ArcelorMittal, the world largest steel producer, reported gains in the first half of 2010 but would not say if those gains mean the plant in Georgetown will be reopening soon.
The company was able to meet its $3 billion cost-savings goal for the year in the first six months. Iron ore production increased 34 percent and crude steel production increased 54 percent compared to the first half of 2009.
But James Sanderson, president of the Local 7898 United Steel Workers Union, said that because those numbers are worldwide, they may not have a direct impact on Georgetown. “We’re just going to have to wait and see,” he said.
An ArcelorMittal spokeswoman said, “ArcelorMittal and the United Steelworkers will continue dialogue about the market and a potential reopening of the Georgetown facility.” The mill shut down a year ago because of a lack of orders.
BP lawsuits may come to Charleston
Georgetown lawyer Ed Bell, who represents several Grand Strand businesses and individuals in class action lawsuits against BP, wants the cases against the company and its subsidiaries to be heard in Charleston.
Last week, Bell was one of 23 lawyers who presented recommendations to a judicial panel charged with deciding where hundreds of cases filed against BP in the wake of the oil spill will be heard.

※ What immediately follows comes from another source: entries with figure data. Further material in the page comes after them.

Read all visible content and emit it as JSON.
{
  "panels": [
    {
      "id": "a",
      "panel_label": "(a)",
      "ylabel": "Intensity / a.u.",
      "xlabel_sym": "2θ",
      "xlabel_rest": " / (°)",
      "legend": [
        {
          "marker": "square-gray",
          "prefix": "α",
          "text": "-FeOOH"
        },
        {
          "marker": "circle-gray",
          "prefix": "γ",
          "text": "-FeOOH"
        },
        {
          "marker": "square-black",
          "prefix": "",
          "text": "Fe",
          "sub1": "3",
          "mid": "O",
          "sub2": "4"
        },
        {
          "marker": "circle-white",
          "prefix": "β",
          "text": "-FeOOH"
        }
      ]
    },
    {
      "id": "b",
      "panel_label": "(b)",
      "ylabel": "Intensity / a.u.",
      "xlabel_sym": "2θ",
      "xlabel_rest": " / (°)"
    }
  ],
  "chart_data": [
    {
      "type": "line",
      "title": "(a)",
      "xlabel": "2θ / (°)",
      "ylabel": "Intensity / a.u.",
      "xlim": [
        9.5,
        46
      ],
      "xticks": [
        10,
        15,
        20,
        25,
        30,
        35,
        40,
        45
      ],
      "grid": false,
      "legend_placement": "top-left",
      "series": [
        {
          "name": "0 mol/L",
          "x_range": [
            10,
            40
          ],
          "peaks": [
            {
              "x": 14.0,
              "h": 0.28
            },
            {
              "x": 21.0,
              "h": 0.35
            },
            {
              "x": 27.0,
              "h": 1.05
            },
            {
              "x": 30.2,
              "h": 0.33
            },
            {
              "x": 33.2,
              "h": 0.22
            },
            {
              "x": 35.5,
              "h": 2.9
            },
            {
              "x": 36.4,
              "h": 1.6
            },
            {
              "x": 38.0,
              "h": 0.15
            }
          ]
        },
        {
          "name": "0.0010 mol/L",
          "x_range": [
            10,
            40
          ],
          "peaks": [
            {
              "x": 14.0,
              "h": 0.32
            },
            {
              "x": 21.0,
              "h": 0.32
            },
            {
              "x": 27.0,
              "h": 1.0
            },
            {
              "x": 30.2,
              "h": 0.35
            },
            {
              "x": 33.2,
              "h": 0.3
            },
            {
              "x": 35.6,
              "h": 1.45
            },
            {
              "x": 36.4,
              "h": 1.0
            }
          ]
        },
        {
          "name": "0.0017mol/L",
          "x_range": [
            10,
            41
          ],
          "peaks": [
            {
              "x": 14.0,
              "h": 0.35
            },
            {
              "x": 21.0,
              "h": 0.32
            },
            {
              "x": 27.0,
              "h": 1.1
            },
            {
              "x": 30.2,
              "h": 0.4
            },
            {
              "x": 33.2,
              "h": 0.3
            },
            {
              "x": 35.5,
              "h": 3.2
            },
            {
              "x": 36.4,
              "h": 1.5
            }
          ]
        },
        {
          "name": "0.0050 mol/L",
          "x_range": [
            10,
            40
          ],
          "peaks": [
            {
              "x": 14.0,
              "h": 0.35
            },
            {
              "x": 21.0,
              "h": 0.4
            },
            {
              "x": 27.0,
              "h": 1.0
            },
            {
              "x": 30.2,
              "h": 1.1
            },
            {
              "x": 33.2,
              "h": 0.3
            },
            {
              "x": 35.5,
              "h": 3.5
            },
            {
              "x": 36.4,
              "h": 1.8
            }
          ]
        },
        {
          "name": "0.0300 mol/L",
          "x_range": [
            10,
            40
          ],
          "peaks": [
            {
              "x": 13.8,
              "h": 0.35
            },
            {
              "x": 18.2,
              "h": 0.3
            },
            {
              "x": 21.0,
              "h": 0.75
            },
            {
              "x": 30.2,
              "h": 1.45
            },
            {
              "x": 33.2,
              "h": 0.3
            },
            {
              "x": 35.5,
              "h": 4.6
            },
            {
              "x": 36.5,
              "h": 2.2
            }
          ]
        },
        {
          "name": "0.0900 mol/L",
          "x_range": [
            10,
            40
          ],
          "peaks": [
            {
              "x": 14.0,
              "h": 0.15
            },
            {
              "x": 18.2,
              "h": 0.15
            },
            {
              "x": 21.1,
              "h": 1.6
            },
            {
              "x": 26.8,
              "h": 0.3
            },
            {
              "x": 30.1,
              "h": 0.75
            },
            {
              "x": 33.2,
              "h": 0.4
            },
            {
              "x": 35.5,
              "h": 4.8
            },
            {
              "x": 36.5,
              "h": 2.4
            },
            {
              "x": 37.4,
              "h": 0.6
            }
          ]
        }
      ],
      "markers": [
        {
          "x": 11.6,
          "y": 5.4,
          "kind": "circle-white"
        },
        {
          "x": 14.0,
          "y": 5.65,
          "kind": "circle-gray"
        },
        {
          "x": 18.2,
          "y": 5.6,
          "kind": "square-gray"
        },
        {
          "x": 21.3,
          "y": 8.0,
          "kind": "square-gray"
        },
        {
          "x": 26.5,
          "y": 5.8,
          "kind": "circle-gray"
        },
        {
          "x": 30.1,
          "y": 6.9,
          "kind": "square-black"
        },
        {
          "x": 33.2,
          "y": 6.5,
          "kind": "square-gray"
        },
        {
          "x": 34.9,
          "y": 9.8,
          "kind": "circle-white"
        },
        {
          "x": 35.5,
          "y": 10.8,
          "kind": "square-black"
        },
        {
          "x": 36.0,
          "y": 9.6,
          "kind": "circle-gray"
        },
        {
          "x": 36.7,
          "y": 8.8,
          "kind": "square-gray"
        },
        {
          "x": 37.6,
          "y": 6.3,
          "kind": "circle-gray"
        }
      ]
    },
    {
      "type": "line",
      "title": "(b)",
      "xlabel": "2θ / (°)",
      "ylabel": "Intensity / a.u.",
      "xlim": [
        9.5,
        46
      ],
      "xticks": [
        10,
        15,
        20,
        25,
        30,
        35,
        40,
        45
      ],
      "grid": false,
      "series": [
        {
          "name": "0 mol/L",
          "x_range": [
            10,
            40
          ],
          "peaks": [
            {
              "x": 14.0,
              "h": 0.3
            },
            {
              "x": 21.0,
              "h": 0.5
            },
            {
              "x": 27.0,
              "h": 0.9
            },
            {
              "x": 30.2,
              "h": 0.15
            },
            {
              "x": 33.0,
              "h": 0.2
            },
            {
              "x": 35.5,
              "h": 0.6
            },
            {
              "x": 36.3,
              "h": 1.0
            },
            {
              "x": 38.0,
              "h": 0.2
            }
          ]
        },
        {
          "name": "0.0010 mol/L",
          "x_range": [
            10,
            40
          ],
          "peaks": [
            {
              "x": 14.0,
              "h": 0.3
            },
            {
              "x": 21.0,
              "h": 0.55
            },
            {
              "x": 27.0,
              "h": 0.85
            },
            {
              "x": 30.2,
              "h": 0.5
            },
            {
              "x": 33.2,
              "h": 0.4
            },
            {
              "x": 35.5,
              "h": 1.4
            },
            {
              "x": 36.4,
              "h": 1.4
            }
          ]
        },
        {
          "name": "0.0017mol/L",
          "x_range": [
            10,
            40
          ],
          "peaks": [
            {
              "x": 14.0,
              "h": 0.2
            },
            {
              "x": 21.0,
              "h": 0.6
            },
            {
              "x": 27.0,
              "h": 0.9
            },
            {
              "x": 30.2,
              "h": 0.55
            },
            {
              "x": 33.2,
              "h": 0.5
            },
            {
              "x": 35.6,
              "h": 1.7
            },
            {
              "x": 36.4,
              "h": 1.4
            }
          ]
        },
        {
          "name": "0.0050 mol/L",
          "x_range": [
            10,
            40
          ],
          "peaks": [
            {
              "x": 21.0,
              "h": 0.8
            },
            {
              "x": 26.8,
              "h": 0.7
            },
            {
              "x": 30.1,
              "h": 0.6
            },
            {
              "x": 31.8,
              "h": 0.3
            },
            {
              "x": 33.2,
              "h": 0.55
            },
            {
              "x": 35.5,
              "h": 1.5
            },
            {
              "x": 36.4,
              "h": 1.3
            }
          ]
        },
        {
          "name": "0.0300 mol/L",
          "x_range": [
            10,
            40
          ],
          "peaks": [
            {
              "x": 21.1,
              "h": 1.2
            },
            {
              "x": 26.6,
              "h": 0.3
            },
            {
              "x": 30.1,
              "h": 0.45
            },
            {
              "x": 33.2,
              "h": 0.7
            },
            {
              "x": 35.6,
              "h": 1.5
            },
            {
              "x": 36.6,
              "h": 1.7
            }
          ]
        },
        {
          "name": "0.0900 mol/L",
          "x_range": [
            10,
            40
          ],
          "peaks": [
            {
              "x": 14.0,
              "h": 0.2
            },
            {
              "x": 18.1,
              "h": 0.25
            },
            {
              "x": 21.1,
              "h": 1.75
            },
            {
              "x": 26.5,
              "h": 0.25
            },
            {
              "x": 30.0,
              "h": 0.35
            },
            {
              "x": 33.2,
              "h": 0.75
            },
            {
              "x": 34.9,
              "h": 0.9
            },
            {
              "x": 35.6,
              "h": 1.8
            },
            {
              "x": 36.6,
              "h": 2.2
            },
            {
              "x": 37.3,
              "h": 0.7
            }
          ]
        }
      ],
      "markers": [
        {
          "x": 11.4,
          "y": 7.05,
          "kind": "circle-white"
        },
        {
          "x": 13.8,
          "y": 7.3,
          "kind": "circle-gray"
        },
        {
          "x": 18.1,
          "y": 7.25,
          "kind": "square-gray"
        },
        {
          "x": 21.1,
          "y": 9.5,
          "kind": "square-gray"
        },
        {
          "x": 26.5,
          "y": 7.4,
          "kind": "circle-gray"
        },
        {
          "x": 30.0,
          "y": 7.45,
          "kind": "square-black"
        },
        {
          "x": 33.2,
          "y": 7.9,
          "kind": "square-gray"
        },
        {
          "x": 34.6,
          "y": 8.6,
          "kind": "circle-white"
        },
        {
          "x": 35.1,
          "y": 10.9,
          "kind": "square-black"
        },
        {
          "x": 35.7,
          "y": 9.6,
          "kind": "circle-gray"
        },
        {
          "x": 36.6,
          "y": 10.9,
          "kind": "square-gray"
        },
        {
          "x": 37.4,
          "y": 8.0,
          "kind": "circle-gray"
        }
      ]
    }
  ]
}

More than 100 lawyers attended the hearing of the seven-member U.S. Judicial Panel on Multidistrict Litigation in Boise, Idaho, and those that spoke offered up suggestions of where the cases should be tried and which judge should oversee the more than 300 cases that have been filed against BP and its subcontractors on the Deepwater Horizon.
Bell, the lead lawyer on several class action lawsuits filed on behalf of business owners and individuals along the Grand Strand and a partner at the Bell Legal Group, was one of only 23 attorneys who spoke to the panel.
Bell told them that the district court in Charleston would be the best venue for the trial.
“His reason behind that was that we need a neutral setting for the litigation,” said Aaron Jophlin, also a lawyer with the Bell Legal Group who accompanied Bell to Idaho.
The other potential sites recommended included Houston and New Orleans, but Bell said that in both those areas people have strong emotional ties to the oil industry and the spill so it would be more difficult to have a neutral environment, Jophlin said.
The panel should decide where the cases are heard in the coming weeks.
The three lawsuits filed on behalf of local property owners and restaurants that say the oil from the spill is threatening South Carolina’s beaches, fishing habitats and business interests, are on hold until a trial location is established.